As your reviewer's note here, generally speaking, I've witnessed women having completely two different standards when it comes to calling a man back as a work client compared to calling them back in a dating situation. And to add a little further information on that, there's a book that I'll be coming out on a report with a little bit later down the line called All the Rules.
This is a dating guide for women, and in All the Rules, it specifically defines two sets of rules for this. But, we'll get into that when I do that review.
Next point is what Rachel calls, "The Four Out of Five Dentists Agree." In this example, a man and a woman are seated a table in a restaurant. The woman does not notice or acknowledge the waiter refilling her glass of water. Four out of five men might take this as rude, where one out of five would be impressed her focus was on him. What annoys one person may attract another and it's worthy to decipher if you're creating a pattern, or dealing with random situations, and you can fix patterns.
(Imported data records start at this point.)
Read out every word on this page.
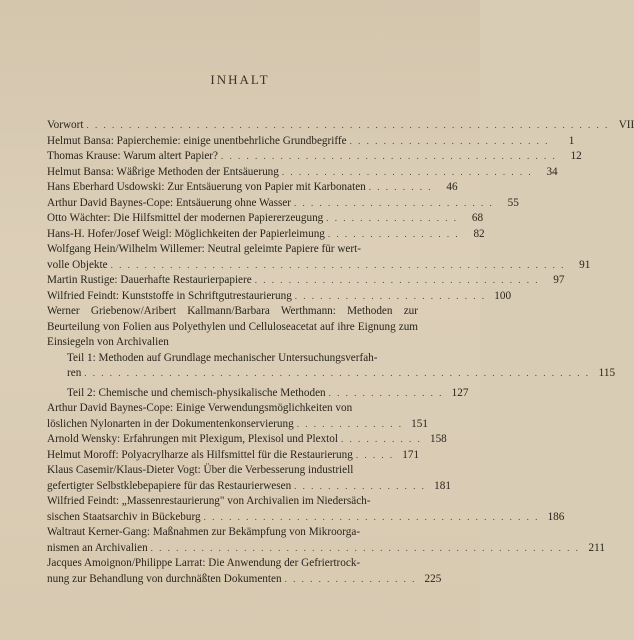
INHALT
Vorwort . . . . . . . . . . . . . . . . . . . . . . . . . . . . . . . . . . . . . . . . . . . . . . . . . . . . . . . . . . . . . . VII
Helmut Bansa: Papierchemie: einige unentbehrliche Grundbegriffe . . . . . . . . . . . . . . . . . . . . . . . .	1
Thomas Krause: Warum altert Papier? . . . . . . . . . . . . . . . . . . . . . . . . . . . . . . . . . . . . . . . .	12
Helmut Bansa: Wäßrige Methoden der Entsäuerung . . . . . . . . . . . . . . . . . . . . . . . . . . . . . .	34
Hans Eberhard Usdowski: Zur Entsäuerung von Papier mit Karbonaten . . . . . . . .	46
Arthur David Baynes-Cope: Entsäuerung ohne Wasser . . . . . . . . . . . . . . . . . . . . . . . .	55
Otto Wächter: Die Hilfsmittel der modernen Papiererzeugung . . . . . . . . . . . . . . . .	68
Hans-H. Hofer/Josef Weigl: Möglichkeiten der Papierleimung . . . . . . . . . . . . . . . .	82
Wolfgang Hein/Wilhelm Willemer: Neutral geleimte Papiere für wert-
volle Objekte . . . . . . . . . . . . . . . . . . . . . . . . . . . . . . . . . . . . . . . . . . . . . . . . . . . . . .	91
Martin Rustige: Dauerhafte Restaurierpapiere . . . . . . . . . . . . . . . . . . . . . . . . . . . . . . . . . .	97
Wilfried Feindt: Kunststoffe in Schriftgutrestaurierung . . . . . . . . . . . . . . . . . . . . . . . 100
Werner Griebenow/Aribert Kallmann/Barbara Werthmann: Methoden zur Beurteilung von Folien aus Polyethylen und Celluloseacetat auf ihre Eignung zum Einsiegeln von Archivalien
Teil 1: Methoden auf Grundlage mechanischer Untersuchungsverfah-
ren . . . . . . . . . . . . . . . . . . . . . . . . . . . . . . . . . . . . . . . . . . . . . . . . . . . . . . . . . . . . 115
Teil 2: Chemische und chemisch-physikalische Methoden . . . . . . . . . . . . . . 127
Arthur David Baynes-Cope: Einige Verwendungsmöglichkeiten von
löslichen Nylonarten in der Dokumentenkonservierung . . . . . . . . . . . . . 151
Arnold Wensky: Erfahrungen mit Plexigum, Plexisol und Plextol . . . . . . . . . . 158
Helmut Moroff: Polyacrylharze als Hilfsmittel für die Restaurierung . . . . . 171
Klaus Casemir/Klaus-Dieter Vogt: Über die Verbesserung industriell
gefertigter Selbstklebepapiere für das Restaurierwesen . . . . . . . . . . . . . . . . 181
Wilfried Feindt: „Massenrestaurierung" von Archivalien im Niedersäch-
sischen Staatsarchiv in Bückeburg . . . . . . . . . . . . . . . . . . . . . . . . . . . . . . . . . . . . . . . . 186
Waltraut Kerner-Gang: Maßnahmen zur Bekämpfung von Mikroorga-
nismen an Archivalien . . . . . . . . . . . . . . . . . . . . . . . . . . . . . . . . . . . . . . . . . . . . . . . . . . . 211
Jacques Amoignon/Philippe Larrat: Die Anwendung der Gefriertrock-
nung zur Behandlung von durchnäßten Dokumenten . . . . . . . . . . . . . . . . 225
So [RS4] what does this all boil down to 50 Daters? Well, one of the last great points that Rachel makes is one strike doesn't mean you're out. It's almost always a combination of little things that result in no callback.
Paul Nelson: So, what did we learn today 50 Daters? To start with, we learned why Spilling Your Guts in a dating relationship is a really bad idea, and that's why we keep initial dates short - so we don't get the opportunity to say too much too soon.
We all fit into some type of dating stereotype and it's important to identify what that stereotype is and make the necessary adjustments. I'll repeat this, as I've said in previous episodes, until every one of course agrees with me, that dating is a learned skill.
Making a handful of minor adjustments can really be a true game-changer that leads to fun and successful dating. You're going to have to endure many throwaway dates as you identify and make necessary adjustments. This is dating with purpose and is part of the learning process. This is necessary preparation for when your dating plan eventually leads you to a quality match. When it happens, you'll be ready. And believe me, it will happen.
Paul Nelson: I'm going to go ahead and end this episode on a quote from actor and comedian Groucho Marx of the Marx Brothers. One of my favorites, by the way, and I probably quote too much from him, but he said, "Marriage is a wonderful institution, but who wants to live in an institution?"
I had fun today and I look forward to being with you on the next episode to take your dating experience from Bust to Best.
And that's a really good place to be.